11 Jan, 2013
The cheapest soup to make
Posted by andrea tomkins in: Recipes and Food
This is something I’ve been thinking a lot about lately, mostly because:
a) I like soup.
b) I like to save money.
When I make my own soup I often marvel at how inexpensive it is to pull it off. It doesn’t take a long time, and it’s almost always pretty good tasting too. :)
In your opinion, what’s the CHEAPEST soup recipe out there?
I made a huge pot of turkey stock after Christmas and it was really good. I was using the carcass (I guess you can say that was free) and veggies from the veggie drawer. I’m guesstimating a little, but the broth ingredients probably cost a dollar. How much do two carrots, a fistful of chopped celery and an onions cost? Not much. The soups I made from it later cost a little more perhaps. I’d boil some pasta in the broth and add some chopped carrot, celery, and turkey meat… but still, it was pretty darn cheap. And miles better than the canned stuff.

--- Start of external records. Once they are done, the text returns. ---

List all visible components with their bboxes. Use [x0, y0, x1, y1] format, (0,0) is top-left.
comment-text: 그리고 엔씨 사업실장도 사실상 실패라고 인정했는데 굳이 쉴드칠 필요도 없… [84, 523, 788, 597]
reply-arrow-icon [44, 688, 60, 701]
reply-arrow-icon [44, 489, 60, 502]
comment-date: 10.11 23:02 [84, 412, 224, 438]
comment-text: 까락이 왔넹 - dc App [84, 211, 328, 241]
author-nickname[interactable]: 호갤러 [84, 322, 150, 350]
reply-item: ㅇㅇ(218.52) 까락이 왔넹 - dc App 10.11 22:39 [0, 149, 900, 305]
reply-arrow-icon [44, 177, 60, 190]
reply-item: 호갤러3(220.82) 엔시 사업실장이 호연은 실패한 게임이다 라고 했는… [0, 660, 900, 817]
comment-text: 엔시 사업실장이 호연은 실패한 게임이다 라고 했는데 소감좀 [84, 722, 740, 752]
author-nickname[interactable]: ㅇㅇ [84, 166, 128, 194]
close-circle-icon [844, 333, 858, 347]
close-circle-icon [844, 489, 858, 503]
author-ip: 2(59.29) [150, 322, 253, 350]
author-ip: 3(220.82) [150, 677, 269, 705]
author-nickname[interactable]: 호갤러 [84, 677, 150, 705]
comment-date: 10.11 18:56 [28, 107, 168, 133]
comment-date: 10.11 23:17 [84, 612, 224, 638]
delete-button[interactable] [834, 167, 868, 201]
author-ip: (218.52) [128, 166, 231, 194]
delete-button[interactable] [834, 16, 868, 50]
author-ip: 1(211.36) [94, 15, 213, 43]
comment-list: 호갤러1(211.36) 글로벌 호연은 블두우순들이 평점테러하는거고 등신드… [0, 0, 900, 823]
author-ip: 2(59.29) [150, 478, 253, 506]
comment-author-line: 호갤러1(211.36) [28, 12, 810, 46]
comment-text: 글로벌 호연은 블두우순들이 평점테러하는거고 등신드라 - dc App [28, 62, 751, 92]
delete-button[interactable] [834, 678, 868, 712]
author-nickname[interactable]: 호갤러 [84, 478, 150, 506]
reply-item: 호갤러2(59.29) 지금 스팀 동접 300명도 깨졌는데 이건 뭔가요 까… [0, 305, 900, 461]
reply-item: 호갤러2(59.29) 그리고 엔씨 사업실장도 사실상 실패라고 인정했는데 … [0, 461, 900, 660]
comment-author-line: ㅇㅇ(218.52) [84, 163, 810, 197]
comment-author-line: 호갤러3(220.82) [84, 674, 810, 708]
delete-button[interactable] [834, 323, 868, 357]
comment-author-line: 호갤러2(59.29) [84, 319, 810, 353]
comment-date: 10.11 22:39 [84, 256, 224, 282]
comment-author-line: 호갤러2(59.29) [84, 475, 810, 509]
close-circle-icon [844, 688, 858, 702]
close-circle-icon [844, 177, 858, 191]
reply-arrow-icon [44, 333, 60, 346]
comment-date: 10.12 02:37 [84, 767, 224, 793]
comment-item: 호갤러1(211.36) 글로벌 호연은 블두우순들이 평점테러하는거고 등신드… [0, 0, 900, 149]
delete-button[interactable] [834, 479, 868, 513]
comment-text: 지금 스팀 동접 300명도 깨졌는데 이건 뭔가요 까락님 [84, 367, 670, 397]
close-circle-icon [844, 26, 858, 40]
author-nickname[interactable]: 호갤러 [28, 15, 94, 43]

Tomato soup is also inexpensive to make, and it doesn’t take a lot of fancy ingredients. In the summer, if you’re growing tomatoes yourself, it’s practically free. If you’re using a can of tomatoes, all you need to do is pour them on top of a sauteed onion (how much is a glug of olive oil?), and add some water or broth and a sprinkle of spices.
What about potato soup? I made a batch the other day. I started with these wrinkled old things:
… and ended up with this silky delight:
The thing with potatoes is that you can use them if they’re wrinkled (it just means they’re dried out a bit) and sprouting (cut those off) but as long as they’re not smelly and rotting they are still totally edible. The soup pictured above was made out of a pound of potatoes from a 5lb bag I snagged on sale for $2.99.
I used this recipe but made a tactical error and put it in the food processor for a smidge too long (it turns very glutinous if you do that) so I ended up thinning it with a bit of that turkey stock I’d saved. It turned out pretty good. It tasted like liquid mashed potatoes, but still, it was pretty good.
Anyway, yes … I have definitely had soup on the brain lately. I posed my question to the Fishbowl FB page and I got a lot of great ideas here.
Kaitlin Wainwright threw her vote behind miso soup with tofu, scallions, and wakame (dried seaweed). And tomato.
Vivian Cheng from Blend Creations wrote: “I’d say it depends on what you have on hand, and the season. We save bones and other odd bits from roasts to make stock, so it’s no ‘extra’ cost. Root vegetables and fridge-clearing-less-than-pretty veggies go in the pot too. My soups tend to be a little different every time.” She also added: “Nutritionally, there are a lot of minerals from homemade stock (aka bone broth). The bones contain all the macrominerals and trace minerals that most people tend not to get enough of in their diet. Add to that, the proteins and gelatin are great for joints, skin and reduce inflammation. Adding a splash of vinegar (or other acid) will help draw the minerals out. (More info about the nutritional benefits of broth here)
Nicki McIlree posted a link to her grandma’s potato soup recipe, and I’m definitely adding it to my list. Yum!
Louise Gleeson wrote: “Whenever i have some wilty celery and some carrots, i head to the pantry and grab some lentils and canned tomatoes. this is a HUGE favourite. we make it several times/month. Lentil Tomato Soup.” There’s a picture of it over on this post.
Larry Woo shared a link with some great looking recipes for chilled summer soups. Including a roasted red pepper soup… yum!
Alan Viau posted a link to his favourite winter soup recipe, a gluten-free seafood chowder.
Sherry Osbourne likes Gordon Ramsey’s Broccoli Soup. “All you need to do is throw some broccoli into a pot with some salted water. Boil it for just a few minutes until it’s just started to soften. Spoon the broccoli into a blender and then fill it up about halfway with the water you cooked it in and blend until smooth. You can throw some black pepper on top when it’s done. It’s good just like that but if you happen to have some cheese (I like a few pieces of cheddar) you can put that in the bowl too and then pour the soup on top of it. So delicious. It costs very little to make, especially if you don’t do the cheese. Bonus, super healthy!”
What’s your cheapest soup recipe? I’d love to hear about it!